7月31日、The Next Webが「A German court says AI music maker Suno broke copyright, a first for Europe」と題した記事を公開した。欧州で初めてAI生成音楽に関する拘束力ある判決が下され、その矛先が向いたのは評価額数十億ドル規模のスタートアップだ。「大量にデータを学習させてサービスを立ち上げ、後からライセンスを整える」という業界に広がるアプローチに、ドイツの裁判所がノーを突きつけた。
ミュンヘン地方裁判所がSunoの著作権侵害を認定
ミュンヘン地方裁判所は7月31日、AI音楽生成サービス「Suno」がドイツの著作権管理団体GEMA(Gesellschaft für musikalische Aufführungs- und mechanische Vervielfältigungsrechte)の管理楽曲を無断でトレーニングデータとして使用し、著作権を侵害したと判示した。欧州におけるAI生成音楽に関する初の拘束力ある判決として、業界に大きな波紋を広げている。
GEMAは法廷でSunoの生成音楽と既存の楽曲を並べて再生し、メロディ・ハーモニー・リズムが酷似していることを視覚的・聴覚的に示した。
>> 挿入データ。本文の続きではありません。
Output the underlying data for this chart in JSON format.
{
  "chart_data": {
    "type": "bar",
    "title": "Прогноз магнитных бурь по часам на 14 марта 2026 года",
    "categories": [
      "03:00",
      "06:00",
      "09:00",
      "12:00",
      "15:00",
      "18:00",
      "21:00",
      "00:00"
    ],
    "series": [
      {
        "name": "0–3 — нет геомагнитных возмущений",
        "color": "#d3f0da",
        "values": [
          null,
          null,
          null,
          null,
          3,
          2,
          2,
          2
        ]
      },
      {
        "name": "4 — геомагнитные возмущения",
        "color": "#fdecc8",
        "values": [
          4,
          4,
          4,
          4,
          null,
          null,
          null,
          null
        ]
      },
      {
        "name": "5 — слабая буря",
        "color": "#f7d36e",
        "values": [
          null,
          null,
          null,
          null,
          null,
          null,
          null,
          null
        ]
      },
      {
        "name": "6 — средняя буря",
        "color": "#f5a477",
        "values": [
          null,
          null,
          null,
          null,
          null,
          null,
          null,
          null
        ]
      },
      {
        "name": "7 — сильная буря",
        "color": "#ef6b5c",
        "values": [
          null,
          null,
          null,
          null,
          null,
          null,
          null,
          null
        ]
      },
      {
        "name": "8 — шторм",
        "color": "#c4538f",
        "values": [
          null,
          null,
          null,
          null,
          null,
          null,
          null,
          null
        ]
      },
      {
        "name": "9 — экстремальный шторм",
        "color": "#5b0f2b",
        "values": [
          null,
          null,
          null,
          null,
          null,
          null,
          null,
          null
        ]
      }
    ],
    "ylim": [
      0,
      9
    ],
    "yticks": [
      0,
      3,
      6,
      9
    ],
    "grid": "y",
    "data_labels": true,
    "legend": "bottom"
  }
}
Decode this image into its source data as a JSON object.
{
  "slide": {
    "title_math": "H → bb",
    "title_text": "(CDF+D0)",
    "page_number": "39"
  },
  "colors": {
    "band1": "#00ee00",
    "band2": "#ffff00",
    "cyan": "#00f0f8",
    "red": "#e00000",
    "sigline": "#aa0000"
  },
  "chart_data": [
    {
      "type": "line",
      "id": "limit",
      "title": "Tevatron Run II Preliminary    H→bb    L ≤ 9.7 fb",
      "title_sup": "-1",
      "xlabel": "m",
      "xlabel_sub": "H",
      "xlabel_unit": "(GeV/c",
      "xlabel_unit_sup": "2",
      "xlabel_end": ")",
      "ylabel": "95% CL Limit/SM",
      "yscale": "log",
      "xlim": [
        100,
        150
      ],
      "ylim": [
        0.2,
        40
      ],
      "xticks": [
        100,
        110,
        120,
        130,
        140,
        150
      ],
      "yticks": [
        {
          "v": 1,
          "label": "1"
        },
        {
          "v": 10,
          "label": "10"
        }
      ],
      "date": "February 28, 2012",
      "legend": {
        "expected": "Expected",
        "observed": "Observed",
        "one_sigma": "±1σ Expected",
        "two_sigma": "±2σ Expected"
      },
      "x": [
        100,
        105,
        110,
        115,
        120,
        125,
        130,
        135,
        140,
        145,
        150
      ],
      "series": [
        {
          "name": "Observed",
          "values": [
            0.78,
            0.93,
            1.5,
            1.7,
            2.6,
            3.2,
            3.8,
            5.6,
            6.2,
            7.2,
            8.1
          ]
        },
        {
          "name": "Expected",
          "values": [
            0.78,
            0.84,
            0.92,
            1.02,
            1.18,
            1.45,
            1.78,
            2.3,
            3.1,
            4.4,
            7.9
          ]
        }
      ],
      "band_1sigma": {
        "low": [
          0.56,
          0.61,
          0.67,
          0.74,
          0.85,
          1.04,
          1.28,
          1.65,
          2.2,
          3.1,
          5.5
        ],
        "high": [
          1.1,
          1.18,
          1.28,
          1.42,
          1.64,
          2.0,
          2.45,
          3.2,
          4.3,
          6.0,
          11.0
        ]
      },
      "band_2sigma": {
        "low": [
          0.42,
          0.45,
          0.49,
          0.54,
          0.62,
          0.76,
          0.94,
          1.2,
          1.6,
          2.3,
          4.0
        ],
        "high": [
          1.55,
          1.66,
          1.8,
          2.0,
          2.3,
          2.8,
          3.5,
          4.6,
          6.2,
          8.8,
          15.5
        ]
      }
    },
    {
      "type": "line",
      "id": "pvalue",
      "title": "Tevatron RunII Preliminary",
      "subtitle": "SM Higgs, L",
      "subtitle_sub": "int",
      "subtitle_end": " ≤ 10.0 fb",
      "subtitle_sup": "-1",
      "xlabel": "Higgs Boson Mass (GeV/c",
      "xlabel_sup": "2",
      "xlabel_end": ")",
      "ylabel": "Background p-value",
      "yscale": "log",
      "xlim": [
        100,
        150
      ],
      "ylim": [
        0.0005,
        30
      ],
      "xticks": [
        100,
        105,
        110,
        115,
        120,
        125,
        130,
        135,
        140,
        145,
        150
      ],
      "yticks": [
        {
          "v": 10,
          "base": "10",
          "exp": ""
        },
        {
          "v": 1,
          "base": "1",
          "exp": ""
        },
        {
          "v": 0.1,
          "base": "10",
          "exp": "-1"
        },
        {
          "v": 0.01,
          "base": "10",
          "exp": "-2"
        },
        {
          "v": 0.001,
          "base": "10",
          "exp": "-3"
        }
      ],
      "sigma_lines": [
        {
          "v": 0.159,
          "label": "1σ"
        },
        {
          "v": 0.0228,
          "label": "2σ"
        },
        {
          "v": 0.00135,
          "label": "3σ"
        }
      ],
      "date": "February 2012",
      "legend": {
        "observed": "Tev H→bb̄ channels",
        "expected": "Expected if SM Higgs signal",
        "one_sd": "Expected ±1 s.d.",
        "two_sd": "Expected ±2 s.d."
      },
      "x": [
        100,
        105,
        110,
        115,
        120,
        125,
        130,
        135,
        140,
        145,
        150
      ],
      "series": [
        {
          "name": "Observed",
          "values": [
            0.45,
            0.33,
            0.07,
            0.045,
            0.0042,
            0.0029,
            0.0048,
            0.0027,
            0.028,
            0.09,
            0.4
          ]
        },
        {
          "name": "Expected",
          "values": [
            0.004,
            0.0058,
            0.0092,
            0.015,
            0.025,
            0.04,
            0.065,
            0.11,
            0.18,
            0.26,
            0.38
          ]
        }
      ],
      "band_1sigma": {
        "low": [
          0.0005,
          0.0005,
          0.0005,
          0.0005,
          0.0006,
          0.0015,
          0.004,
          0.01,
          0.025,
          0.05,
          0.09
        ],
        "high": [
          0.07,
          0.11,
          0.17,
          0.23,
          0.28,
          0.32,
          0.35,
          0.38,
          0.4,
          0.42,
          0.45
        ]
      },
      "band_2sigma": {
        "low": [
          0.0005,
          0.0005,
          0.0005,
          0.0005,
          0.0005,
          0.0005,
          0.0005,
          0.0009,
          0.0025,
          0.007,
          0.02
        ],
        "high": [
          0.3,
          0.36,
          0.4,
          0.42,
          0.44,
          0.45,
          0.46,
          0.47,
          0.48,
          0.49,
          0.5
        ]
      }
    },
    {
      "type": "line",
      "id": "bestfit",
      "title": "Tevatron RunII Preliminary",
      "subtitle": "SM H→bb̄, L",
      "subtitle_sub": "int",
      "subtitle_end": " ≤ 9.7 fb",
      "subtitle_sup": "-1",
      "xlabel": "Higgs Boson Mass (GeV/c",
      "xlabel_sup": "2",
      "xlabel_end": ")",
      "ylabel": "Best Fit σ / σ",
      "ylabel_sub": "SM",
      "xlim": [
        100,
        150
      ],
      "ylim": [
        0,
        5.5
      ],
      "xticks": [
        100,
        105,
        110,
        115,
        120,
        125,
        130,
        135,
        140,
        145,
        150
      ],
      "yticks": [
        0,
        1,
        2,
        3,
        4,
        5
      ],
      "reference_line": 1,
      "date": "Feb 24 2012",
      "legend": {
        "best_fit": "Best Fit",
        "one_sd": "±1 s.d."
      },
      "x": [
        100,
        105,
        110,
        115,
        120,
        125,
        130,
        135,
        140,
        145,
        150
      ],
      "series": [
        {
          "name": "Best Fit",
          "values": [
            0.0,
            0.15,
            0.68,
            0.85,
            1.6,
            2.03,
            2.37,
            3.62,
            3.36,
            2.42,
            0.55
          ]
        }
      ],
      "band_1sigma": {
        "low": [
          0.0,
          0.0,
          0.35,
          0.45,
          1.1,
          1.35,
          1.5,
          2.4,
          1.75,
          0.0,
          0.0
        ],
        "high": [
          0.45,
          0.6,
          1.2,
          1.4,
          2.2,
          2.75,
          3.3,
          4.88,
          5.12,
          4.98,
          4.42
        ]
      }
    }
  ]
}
比較対象として挙げられたのは「Forever Young」「Mambo No. 5」「Daddy Cool」など、広く知られた楽曲だ。裁判所はこの主張の核心部分を認め、Sunoがトレーニング中にGEMA管理の6曲を記憶・再生成しており、ライセンスなしでの利用は権利者の権利を侵害すると結論づけた。
Sunoは以前の報道で200万曲以上をスクレイピングしてトレーニングに使用したとされており(TNW既報)、今回の判決はそのビジネスモデルの根幹を直撃する。
「まず作って、後でライセンス」モデルへの打撃
この判決が持つ実務的な重みは大きい。ドイツ法では一審判決は控訴中も執行可能であるため、GEMAはSunoの欧州事業に対して差止命令を申し立てられる。数年単位の法廷闘争を待たずに、即座に事業制限を求められるということだ。
また、裁判所は損害賠償額の算定に向けてSunoに収益情報の開示を命じており、最終的な請求額はこれから膨らむ可能性がある。
Sunoはこの裁判を強く争った。判決直前まで新たな法的主張を提出し、さらに担当裁判官の忌避申立てという異例の強硬手段を講じたが、功を奏さなかった。マサチューセッツ州拠点のSunoは今年初めの資金調達で約54億ドルの評価額がついており(元記事に円換算の記載はないため、ドル表記のみとする)、その評価の根拠となっているビジネスモデルが、ドイツでは違法と認定された形だ。
業界全体に広がる訴訟と和解の動き
Sunoだけが標的ではない。競合のAI音楽サービスUdioも複数の訴訟を抱えており、SonyはUdioに対して3万曲を巡る二度目の提訴に踏み切った。レコード会社の姿勢は「警告」から「全面訴訟」へと移行している。
一方で和解の動きも出ている。SunoとUdioはいずれもWarner Musicと和解し、UdioはUniversalとも条件合意した。またSpotifyとUniversal Music GroupはAIカバーおよびリミックスに関するライセンス契約を締結しており、「裁判ではなくライセンスで市場を整備する」という方向性も模索されている。
ミュンヘンは今やAIと著作権が争われる拠点になりつつある。同裁判所は昨年、OpenAIのChatGPTがドイツ語の歌詞を無断で再現したとして著作権侵害を認定しており、今回が初めての判断ではない。
Sunoの次の一手が業界の分岐点になる
Sunoには控訴・和解・欧州サービスの制限という三択が残されている。どれを選ぶかは、「先に作って後でライセンスを取る」戦略のコストを他のAI企業が見極める上での指標にもなる。
GEMAの立場は一貫している。「著作権で保護された楽曲を使ったトレーニングには権利者の許可が必要」——今回の判決はそのポジションに法的な裏付けを与えた。控訴や米国での並行訴訟など決着まで道は長いが、欧州にはひとつの判例が生まれた。